There are places that awaken something deep within us. For me, it is this
ancestral café in Florence, where a simple oat cappuccino becomes a ritual
of inspiration. Around me, ideas, projects, dreams, and thoughts from so
many different minds float in the air, subtly intertwining. It is
impossible not to feel that, in the presence of others, a delicate—almost
quantum—energy emerges, stimulating and nourishing creativity.
And yet, as I observe the people around me, I cannot help but think of
another reality: the silent stories told by their mouths. Stories of
extractions, missing teeth, old amalgams, chronic infections, altered
biomes, of metals and resins coexisting in a chemical symphony that is
rarely evaluated with the seriousness it deserves.

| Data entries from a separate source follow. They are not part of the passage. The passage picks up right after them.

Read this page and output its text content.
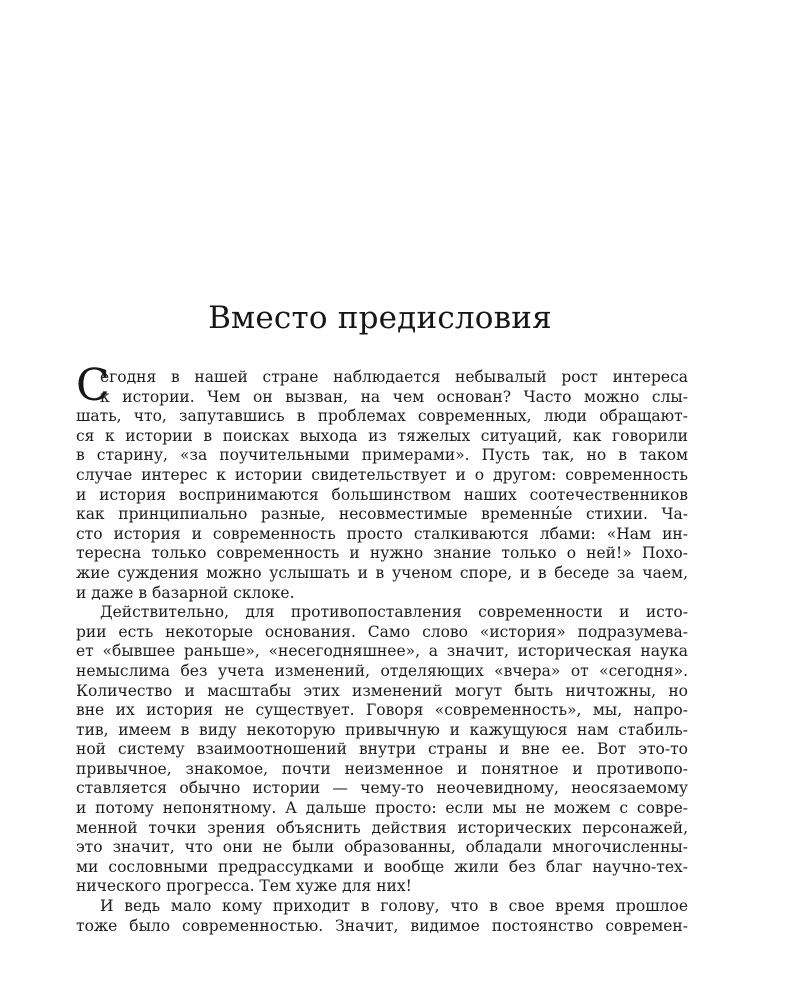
Вместо предисловия
С
егодня в нашей стране наблюдается небывалый рост интереса
к истории. Чем он вызван, на чем основан? Часто можно слы-
шать, что, запутавшись в проблемах современных, люди обращают-
ся к истории в поисках выхода из тяжелых ситуаций, как говорили
в старину, «за поучительными примерами». Пусть так, но в таком
случае интерес к истории свидетельствует и о другом: современность
и история воспринимаются большинством наших соотечественников
как принципиально разные, несовместимые временны́е стихии. Ча-
сто история и современность просто сталкиваются лбами: «Нам ин-
тересна только современность и нужно знание только о ней!» Похо-
жие суждения можно услышать и в ученом споре, и в беседе за чаем,
и даже в базарной склоке.
Действительно, для противопоставления современности и исто-
рии есть некоторые основания. Само слово «история» подразумева-
ет «бывшее раньше», «несегодняшнее», а значит, историческая наука
немыслима без учета изменений, отделяющих «вчера» от «сегодня».
Количество и масштабы этих изменений могут быть ничтожны, но
вне их история не существует. Говоря «современность», мы, напро-
тив, имеем в виду некоторую привычную и кажущуюся нам стабиль-
ной систему взаимоотношений внутри страны и вне ее. Вот это-то
привычное, знакомое, почти неизменное и понятное и противопо-
ставляется обычно истории — чему-то неочевидному, неосязаемому
и потому непонятному. А дальше просто: если мы не можем с совре-
менной точки зрения объяснить действия исторических персонажей,
это значит, что они не были образованны, обладали многочисленны-
ми сословными предрассудками и вообще жили без благ научно-тех-
нического прогресса. Тем хуже для них!
И ведь мало кому приходит в голову, что в свое время прошлое
тоже было современностью. Значит, видимое постоянство современ-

The mouth: the only
cavity in the body where we intervene so much, and paradoxically, the one
most often overlooked when we speak of holistic health.
As dentists, we enter our patients’ mouths several times a year. What would
happen if we truly saw it as the full orchestra, as the starting point of
so many systemic conditions that affect the entire body? Because a crucial
part of our well-being begins there: in bacterial balance, in tissue
integrity, in biocompatibility, in the profound understanding that oral
health is total health.
We are living in a time of transition. A shift that demands awareness,
questioning, and evolution. The dentistry of the new millennium is emerging
with strength: biological, conscious, integrative dentistry. Dentistry that
recognizes that every intervention impacts the entire organism, and that
biocompatibility is not a trend but a fundamental pillar.
This is a call to future generations: to include this vision in every
curriculum; to recognize that preventing and healing many diseases begins
in the mouth; to understand that oral health is the main gateway to a more
vital, harmonious, and resilient body.
Because the future has already arrived, and dentistry is ready to be reborn.